Later that day, the old guy turned up at Crashamanka again. ‘Well, young feller! Had a chance to think about my offer?’
‘No, but the answer remains no. Crashamanka is not for sale!’
‘What if I make you an offer you can’t refuse?’
I narrowed my eyes and looked at him. ‘What exactly do you mean?’ I grated out.
‘I heard, through the lianas, that you had an unpleasant experience last night. You wouldn’t want another, would you?’
I realised he’s been behind the beheading and was about to grab him, when I found myself looking into a double-barrelled club. ‘I would think very carefully if I were you,’ he said, backing away, the double-barrelled club between us. I let him go and started working out a plan of action. This would have to be kept from Olchap. I wanted Sandalmacher to see this evil old ape punished, and there was only one way to do it.
Pee Jin came back later with information on the old ape. He headed up a nasty gang of baboons who’s been terrorising the folks further south, where I never went. I had to come up with a plan. Without him those baboons, bad as they were, would not be able to carry out any evil plans. He was the head I would have to cut off.
The next day he was there again. ‘So, have you thought about my proposition?’
I sighed deeply, then said, ‘Okay. I’ll sell it to you.’
He rubbed his paws together. ‘Goo-ood! Two thousand clams.’
‘Two thousand clams?! It’s worth twice that!’
‘Who knows? Tomorrow it may only be worth a thousand clams if something accidentally happened to your musician.’

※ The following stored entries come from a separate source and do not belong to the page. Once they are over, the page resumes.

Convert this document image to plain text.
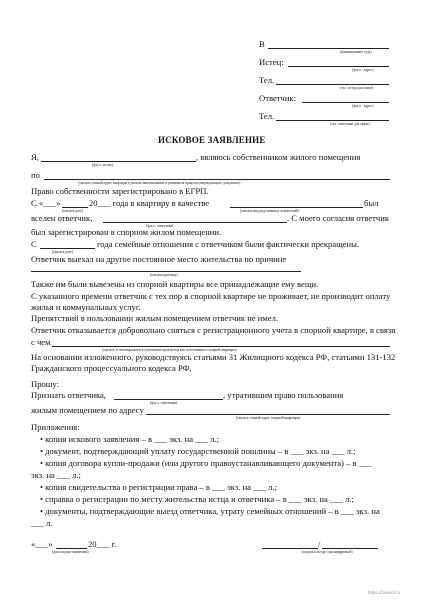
В
(наименование суда)
Истец:
(ф.и.о., адрес)
Тел.
(тел. истца для связи)
Ответчик:
(ф.и.о., адрес)
Тел.
(тел. ответчика для связи)
ИСКОВОЕ ЗАЯВЛЕНИЕ
Я,	, являюсь собственником жилого помещения
(ф.и.о. истца)
по
(указать точный адрес квартиры) (указать наименование и реквизиты правоподтверждающего документа)
Право собственности зарегистрировано в ЕГРП.
С «___»	20___ года в квартиру в качестве	был
(указать дату)	(указать вид родственных отношений)
вселен ответчик,	. С моего согласия ответчик
(ф.и.о. ответчика)
был зарегистрирован в спорном жилом помещении.
С	года семейные отношения с ответчиком были фактически прекращены.
(указать дату)
Ответчик выехал на другое постоянное место жительства по причине
(указать причину)
Также им были вывезены из спорной квартиры все принадлежащие ему вещи.
С указанного времени ответчик с тех пор в спорной квартире не проживает, не производит оплату
жилья и коммунальных услуг.
Препятствий в пользовании жилым помещением ответчик не имел.
Ответчик отказывается добровольно сняться с регистрационного учета в спорной квартире, в связи
с чем
(указать, в чем выражается ущемление прав истца как собственника спорной квартиры)
На основании изложенного, руководствуясь статьями 31 Жилищного кодекса РФ, статьями 131-132
Гражданского процессуального кодекса РФ,
Прошу:
Признать ответчика,	, утратившим право пользования
(ф.и.о. ответчика)
жилым помещением по адресу
(указать точный адрес спорной квартиры)
Приложения:
• копия искового заявления – в ___ экз. на ___ л.;
• документ, подтверждающий уплату государственной пошлины – в ___ экз. на ___ л.;
• копия договора купли-продажи (или другого правоустанавливающего документа) – в ___
экз. на ___ л.;
• копия свидетельства о регистрации права – в ___ экз. на ___ л.;
• справка о регистрации по месту жительства истца и ответчика – в ___ экз. на ___ л.;
• документы, подтверждающие выезд ответчика, утрату семейных отношений – в ___ экз. на
___ л.
«___»	20___ г.
(дата подачи заявления)
/
(подпись истца с расшифровкой)
https://bankof.ru
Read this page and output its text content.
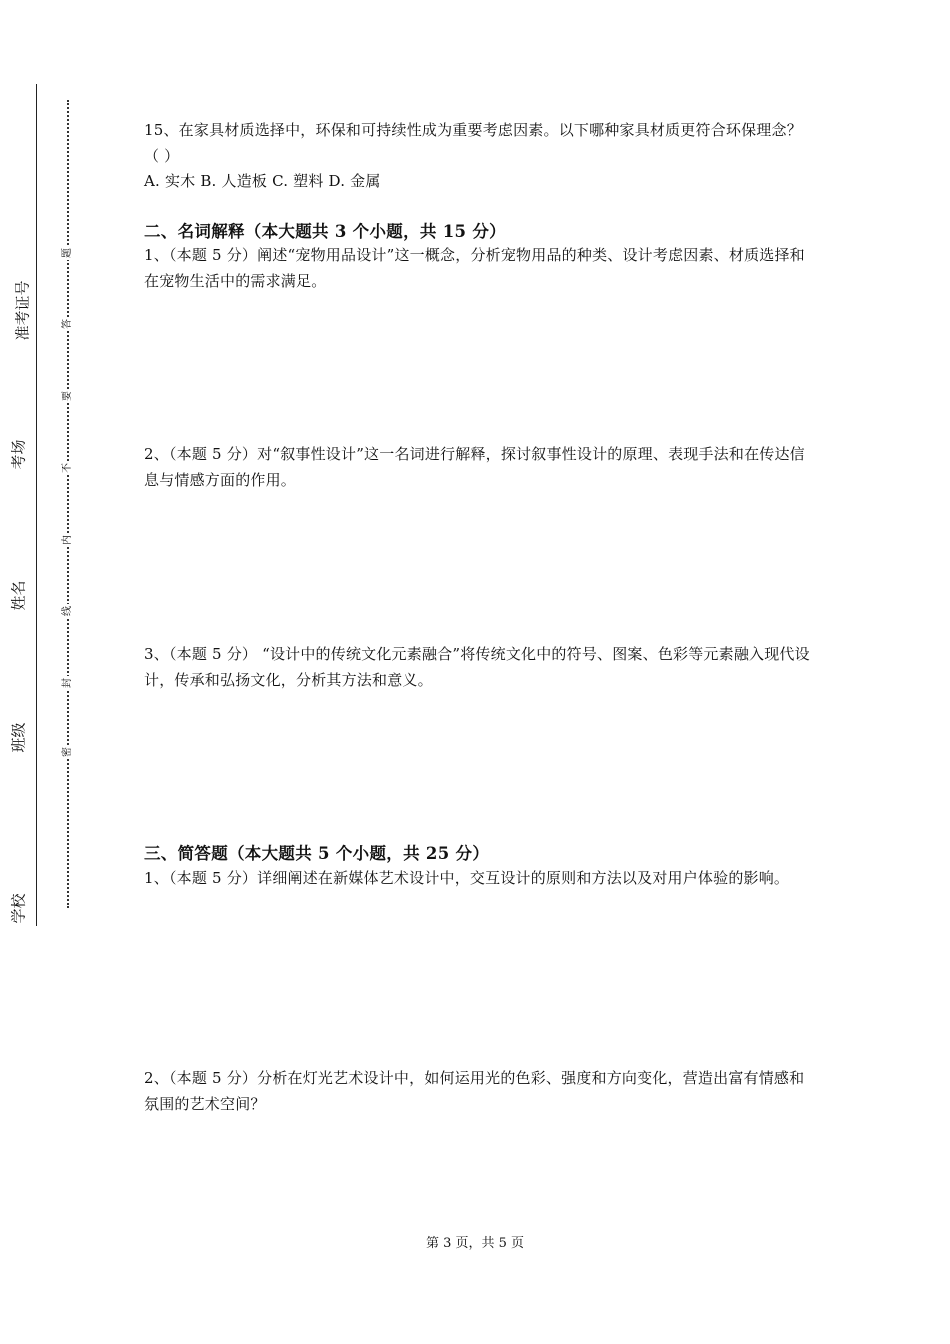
准考证号
考场
姓名
班级
学校
题
答
要
不
内
线
封
密
15、在家具材质选择中，环保和可持续性成为重要考虑因素。以下哪种家具材质更符合环保理念？（ ）
A. 实木 B. 人造板 C. 塑料 D. 金属
二、名词解释（本大题共 3 个小题，共 15 分）
1、（本题 5 分）阐述“宠物用品设计”这一概念，分析宠物用品的种类、设计考虑因素、材质选择和在宠物生活中的需求满足。
2、（本题 5 分）对“叙事性设计”这一名词进行解释，探讨叙事性设计的原理、表现手法和在传达信息与情感方面的作用。
3、（本题 5 分） “设计中的传统文化元素融合”将传统文化中的符号、图案、色彩等元素融入现代设计，传承和弘扬文化，分析其方法和意义。
三、简答题（本大题共 5 个小题，共 25 分）
1、（本题 5 分）详细阐述在新媒体艺术设计中，交互设计的原则和方法以及对用户体验的影响。
2、（本题 5 分）分析在灯光艺术设计中，如何运用光的色彩、强度和方向变化，营造出富有情感和氛围的艺术空间？
第 3 页，共 5 页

I looked at Skram, then looked back at him in horror. ‘You wouldn’t!’
He shook his head. ‘Of course not! But accidents happen…’
My shoulders slumped. ‘Have you got the clams with you?’
‘My henchape has them outside.’
‘Tell him to bring them to my alcove.’ I turned my back on him and went into my alcove and waited for him. He came in with a baboon following him, a heavy bag over his shoulder. I got up and emptied all the clams out of my safe alcove and put them into a bag, then took the bag from his ape and started counting.
‘It’s not necessary to count,’ he wheezed.
‘I’ll count, if you don’t mind.’
He laughed a wheezing laugh. ‘Be my guest! Literally!’’
I felt my bile rise enough to choke me, but bit down any sarcastic remark. When I’d finished counting the clams, I gathered everything together and walked out without looking back. The load was heavy and by the time I made it back to my cave, I was exhausted.
My bedrock was clean and I lay down and went straight to sleep, sleeping a deep, troubled sleep till I felt a hand shaking my shoulder. Pee Jin.
‘Fossey and the gang are outside, boss.’
I rolled out of bed and made my way out of my cave where Fossey and the gang were waiting. ‘Hi guys,’ I said. ‘Ready?’
‘Yup!’ growled Fossey, and I could hear he was raring to go. We made our way up to Crashamanka and hid in the bushes outside the entrance until the old guy and his baboons came out, with Skram following miserably behind. As they finished rolling the stone across the entrance, we charged and overcame them in seconds.
‘What do you think you’re doing?!’ the old guy shouted quaveringly.
‘Dispensing justice,’ I said and tied him and his baboons up with lianas. There were going to be no witnesses to this deed except Sandalmacher. We carried them up to the tar pits and threw them in one by one, saving the old guy for last. He was screaming piteously, but it was falling on deaf ears.
We watched him sink slowly, as he tried not to struggle, but he eventually succumbed.
I turned to Sandalmacher. ‘It’s going to take you a while to find and train another Drom,’ I said.
He looked at me searchingly. ‘You really do believe in justice and helping out friends, don’t you?’
‘Aah!’ I said in embarrassment. What’s the point of being a Pea Eye if you can’t help your friends when they need you?’